Je suis sur la tombe de mon père. Mes tablettes ! Mes tablettes !

Sur la tombe d'une pauvre vieille femme fleurissent des oeillets de poëte.

Sur une autre, un bol renversé dont on se sert pour arroser les fleurs.

Leurs noms de famille, qu'on avait oubliés, réapparaissent ici.

Telle pierre tombale est le pavé de toute une famille d'ours.

Il est moins cruel de n'aller jamais voir un mort que de n'y plus aller après un certain temps.

Il faut vivre à la campagne en abusant d'elle aussi peu que si l'on était à Paris. Alors, elle « se maintient ».

Ne regarder que la vie, mais ne choisir que les faits qui ont une signification.

J'ai mes défauts comme tout le monde ; seulement, je n'en tire aucun bénéfice.

21 juin.

Cyrano qui a la langue encore plus longue que le nez.

22 juin.

L'oiseau a toujours l'air neuf, né d'hier.

23 juin.

Une feuille tombe, et c'est un grand désastre : elle couvrait un nid.

Pluie. Les arbres marchent dans l'eau, branches retroussées. Les boeufs, inquiets, se réunissent sur les hauteurs. De temps en temps des piles de bois rangées au bord de la rivière, une bûche se détache et va se promener.

Philippe, quand il creuse un trou, a la préoccupation de trouver des os humains. Il dit qu'autrefois on enterrait partout les morts.

24 juin.

Plusieurs fois, dans mes rêves, j'ai inventé le dendromètre, appareil à mesurer les arbres sur pied.

Je gratte la nature jusqu'au sang.

La tête lourde comme un épi.

25 juin.

Les jeunes filles de Chaumot veulent toutes aller à Paris. Celles qui n'osent pas dire « à Paris », disent « en grande ville ». Elles veulent gagner de l'argent pour se marier. Comme elles ne savent rien faire, elles ajoutent qu'elles feraient n'importe quoi, que ça leur est égal. Elles ont un corsage plissé et une petite broche, les cheveux au vent, les pieds dans des savates, des mains propres et des ongles sales, des yeux frais, du rose aux joues, mais des dents inquiétantes.

27 juin.

Ces heures où l'on a envie de lire quelque chose d'absolument beau. Le regard fait le tour de la bibliothèque, et il n'y a rien. Puis, on se décide à prendre n'importe quel livre, et c'est plein de belles choses.
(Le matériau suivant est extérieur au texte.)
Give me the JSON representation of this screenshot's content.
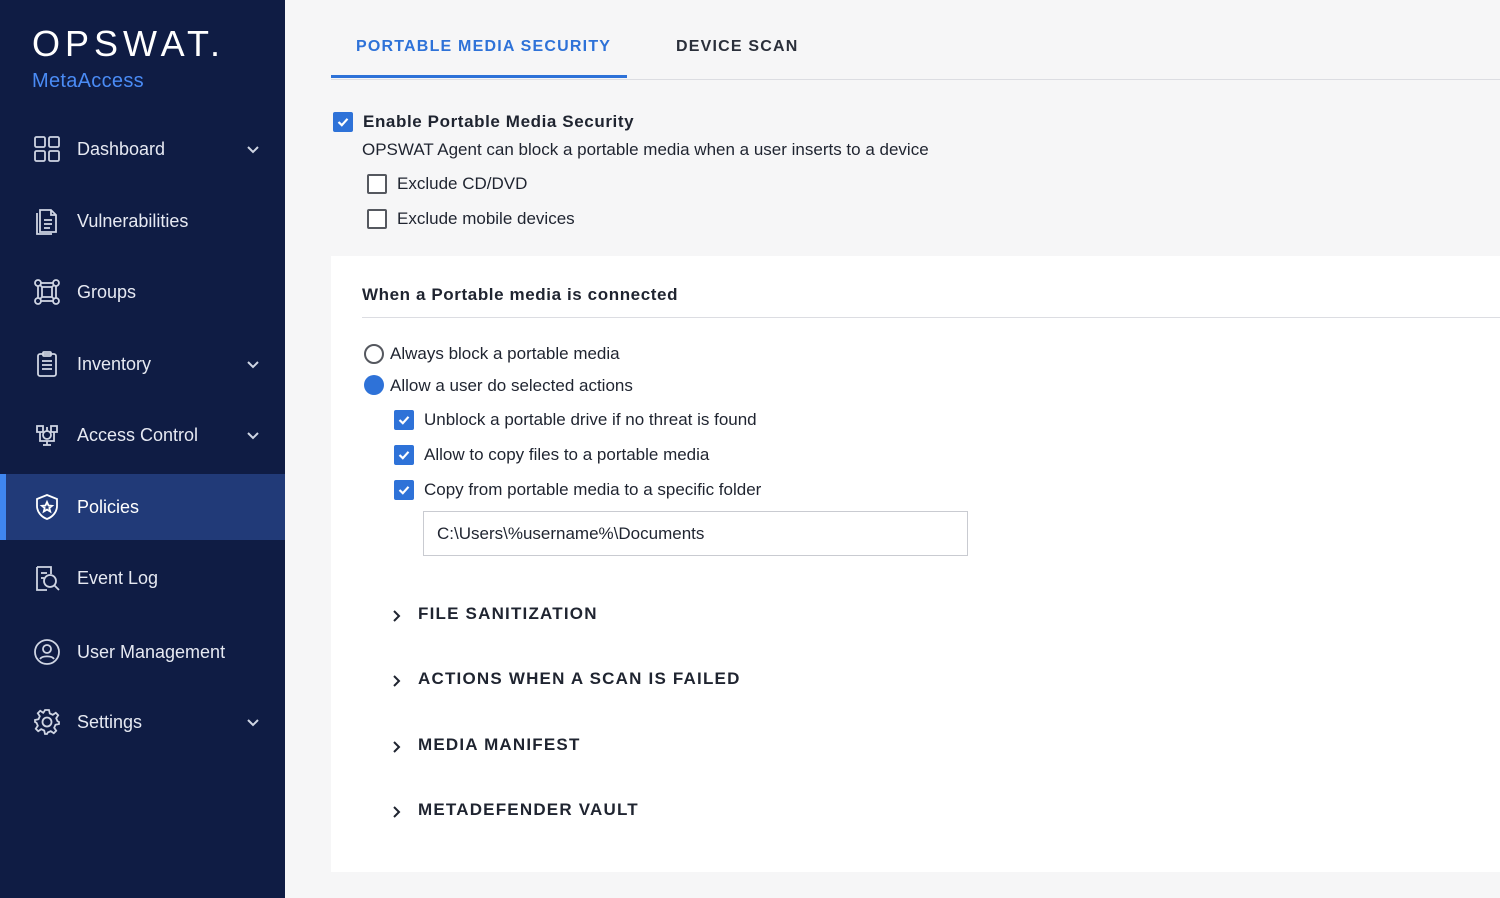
{
  "brand": {
    "name": "OPSWAT.",
    "product": "MetaAccess"
  },
  "sidebar": {
    "items": [
      {
        "label": "Dashboard",
        "icon": "dashboard-grid-icon",
        "has_submenu": true
      },
      {
        "label": "Vulnerabilities",
        "icon": "document-icon",
        "has_submenu": false
      },
      {
        "label": "Groups",
        "icon": "groups-network-icon",
        "has_submenu": false
      },
      {
        "label": "Inventory",
        "icon": "clipboard-icon",
        "has_submenu": true
      },
      {
        "label": "Access Control",
        "icon": "access-control-icon",
        "has_submenu": true
      },
      {
        "label": "Policies",
        "icon": "shield-icon",
        "has_submenu": false,
        "active": true
      },
      {
        "label": "Event Log",
        "icon": "event-log-search-icon",
        "has_submenu": false
      },
      {
        "label": "User Management",
        "icon": "user-circle-icon",
        "has_submenu": false
      },
      {
        "label": "Settings",
        "icon": "gear-icon",
        "has_submenu": true
      }
    ]
  },
  "tabs": [
    {
      "label": "PORTABLE MEDIA SECURITY",
      "active": true
    },
    {
      "label": "DEVICE SCAN",
      "active": false
    }
  ],
  "enable": {
    "label": "Enable Portable Media Security",
    "checked": true,
    "description": "OPSWAT Agent can block a portable media when a user inserts to a device",
    "exclusions": [
      {
        "label": "Exclude CD/DVD",
        "checked": false
      },
      {
        "label": "Exclude mobile devices",
        "checked": false
      }
    ]
  },
  "connected": {
    "title": "When a Portable media is connected",
    "options": [
      {
        "label": "Always block a portable media",
        "selected": false
      },
      {
        "label": "Allow a user do selected actions",
        "selected": true
      }
    ],
    "actions": [
      {
        "label": "Unblock a portable drive if no threat is found",
        "checked": true
      },
      {
        "label": "Allow to copy files to a portable media",
        "checked": true
      },
      {
        "label": "Copy from portable media to a specific folder",
        "checked": true
      }
    ],
    "folder_path": "C:\\Users\\%username%\\Documents"
  },
  "sections": [
    {
      "label": "FILE SANITIZATION"
    },
    {
      "label": "ACTIONS WHEN A SCAN IS FAILED"
    },
    {
      "label": "MEDIA MANIFEST"
    },
    {
      "label": "METADEFENDER VAULT"
    }
  ],
  "colors": {
    "sidebar_bg": "#0f1c44",
    "sidebar_active_bg": "#213a78",
    "accent": "#2e72d8",
    "brand_sub": "#4a8bf5"
  }
}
La lune. Cette lueur rose, cette clarté d'incendie, ce reflet de Paris qui la précède à l'horizon. C'est très difficile de voir le premier liséré de son ongle rouge : c'est déjà du feu. Elle monte vite. Elle apparaît tout entière comme un globe de feu couvé. Un petit arbre de l'horizon se dessine sur elle comme sur un écran jaune foncé. Déjà, elle n'est plus intéressante, et puis, c'est toujours la même chose. Elle-même, dont on prenait en pitié la solitude, semble nous dire : « Va ! Va ! Tu n'es pas obligé de rester là toute la nuit. »

28 juin.

Dès que je suis seul, c'est-à-dire sans un livre, me voilà médiocre : mon tirant d'eau diminue.
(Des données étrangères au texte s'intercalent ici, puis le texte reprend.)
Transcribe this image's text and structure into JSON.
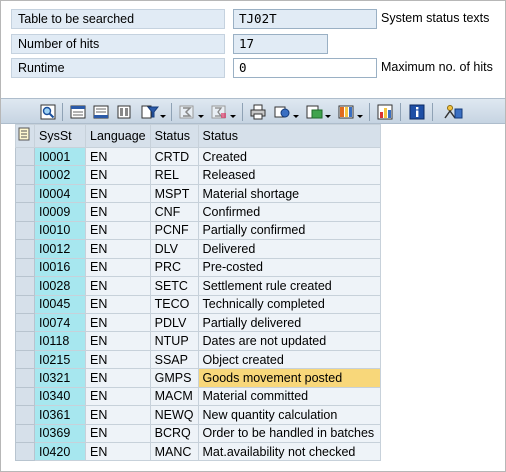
{
  "header": {
    "rows": [
      {
        "label": "Table to be searched",
        "value": "TJ02T",
        "description": "System status texts"
      },
      {
        "label": "Number of hits",
        "value": "17",
        "description": ""
      },
      {
        "label": "Runtime",
        "value": "0",
        "description": "Maximum no. of hits"
      }
    ]
  },
  "toolbar": {
    "buttons": [
      {
        "icon": "details-icon"
      },
      {
        "icon": "sort-ascending-icon"
      },
      {
        "icon": "sort-descending-icon"
      },
      {
        "icon": "find-icon"
      },
      {
        "icon": "filter-icon"
      },
      {
        "icon": "total-icon"
      },
      {
        "icon": "subtotal-icon"
      },
      {
        "icon": "print-icon"
      },
      {
        "icon": "views-icon"
      },
      {
        "icon": "export-icon"
      },
      {
        "icon": "layout-icon"
      },
      {
        "icon": "graphic-icon"
      },
      {
        "icon": "info-icon"
      },
      {
        "icon": "abc-analysis-icon"
      }
    ]
  },
  "table": {
    "columns": [
      "SysSt",
      "Language",
      "Status",
      "Status"
    ],
    "rows": [
      [
        "I0001",
        "EN",
        "CRTD",
        "Created"
      ],
      [
        "I0002",
        "EN",
        "REL",
        "Released"
      ],
      [
        "I0004",
        "EN",
        "MSPT",
        "Material shortage"
      ],
      [
        "I0009",
        "EN",
        "CNF",
        "Confirmed"
      ],
      [
        "I0010",
        "EN",
        "PCNF",
        "Partially confirmed"
      ],
      [
        "I0012",
        "EN",
        "DLV",
        "Delivered"
      ],
      [
        "I0016",
        "EN",
        "PRC",
        "Pre-costed"
      ],
      [
        "I0028",
        "EN",
        "SETC",
        "Settlement rule created"
      ],
      [
        "I0045",
        "EN",
        "TECO",
        "Technically completed"
      ],
      [
        "I0074",
        "EN",
        "PDLV",
        "Partially delivered"
      ],
      [
        "I0118",
        "EN",
        "NTUP",
        "Dates are not updated"
      ],
      [
        "I0215",
        "EN",
        "SSAP",
        "Object created"
      ],
      [
        "I0321",
        "EN",
        "GMPS",
        "Goods movement posted"
      ],
      [
        "I0340",
        "EN",
        "MACM",
        "Material committed"
      ],
      [
        "I0361",
        "EN",
        "NEWQ",
        "New quantity calculation"
      ],
      [
        "I0369",
        "EN",
        "BCRQ",
        "Order to be handled in batches"
      ],
      [
        "I0420",
        "EN",
        "MANC",
        "Mat.availability not checked"
      ]
    ],
    "highlighted_row": 12
  },
  "colors": {
    "key_column": "#a7e7ef",
    "data_cell": "#eef3f8",
    "header": "#d6e0ea",
    "highlight": "#f8d77a"
  }
}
A trente ans j'étais déjà comme Goncourt à soixante-dix : seule, la note m'intéressait.

Quand je voyais mon père se promener d'une fenêtre à l'autre, voûté, les mains derrière le dos, silencieux, le regard profond, je me demandais : « A quoi pense-t-il ? » Aujourd'hui, je le sais par moi-même qui me promène comme lui, avec son air, et je peux répondre en toute certitude : « A rien. »

29 juin.

Eclairs. Celui-là casse comme du bois sec. Cet autre crépite comme du bois qui brûle.

J'apprends mon village comme de l'histoire.

30 juin.

Mon père. Des vieilles femmes se souviennent encore de la blouse qu'il portait quand il est venu de Paris pour tirer au sort, une blouse d'un bleu pas trop fané, avec des lisérés blancs et je ne sais combien de rangées de petits boutons de nacre qui montaient l'un sur l'autre.
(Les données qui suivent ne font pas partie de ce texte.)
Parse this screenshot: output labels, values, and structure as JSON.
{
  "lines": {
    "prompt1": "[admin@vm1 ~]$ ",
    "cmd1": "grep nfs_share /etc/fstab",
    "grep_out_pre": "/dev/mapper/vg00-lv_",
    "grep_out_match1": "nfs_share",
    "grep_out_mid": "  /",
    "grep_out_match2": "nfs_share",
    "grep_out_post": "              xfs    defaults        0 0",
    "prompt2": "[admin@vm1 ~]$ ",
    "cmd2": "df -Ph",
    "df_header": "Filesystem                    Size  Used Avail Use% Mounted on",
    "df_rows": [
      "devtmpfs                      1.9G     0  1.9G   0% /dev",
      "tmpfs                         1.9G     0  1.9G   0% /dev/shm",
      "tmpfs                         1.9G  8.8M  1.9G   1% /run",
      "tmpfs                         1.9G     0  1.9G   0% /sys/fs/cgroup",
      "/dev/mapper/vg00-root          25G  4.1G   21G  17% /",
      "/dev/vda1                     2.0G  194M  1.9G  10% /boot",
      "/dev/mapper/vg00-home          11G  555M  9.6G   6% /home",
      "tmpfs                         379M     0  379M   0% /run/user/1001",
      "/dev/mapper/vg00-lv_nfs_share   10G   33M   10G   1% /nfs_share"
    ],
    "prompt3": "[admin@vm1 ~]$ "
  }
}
Moi aussi, je l'ai connu avec des blouses. Elles s'ouvraient sur le plastron blanc de la chemise empesée. Ah ! cette chemise ! C'est encore un étonnement pour moi. Il la gardait pour se coucher, il la portait une semaine, et elle était toujours blanche et jamais cassée. Par quel mystère ?

Jour de foire. On dirait La Marche à l'étoile sur la route. Tous ces boeufs, ces vaches, ces gens, vont peut-être voir l'Enfant nouveau-né. Et ces cochons criards comme si l'on ne faisait que les pincer !

Les hommes ont mis leur blouse des dimanches, et, les femmes, ce qu'elles ont de plus noir. Quelques-unes s'abritent du soleil sous un parapluie.

Les bœufs que d'autres bœufs, dans les prés, regardent passer. Les grosses juments qui relèvent prétentieusement leurs sabots.

Dans une mouche, il y a une goutte de sang humain, humainement rouge.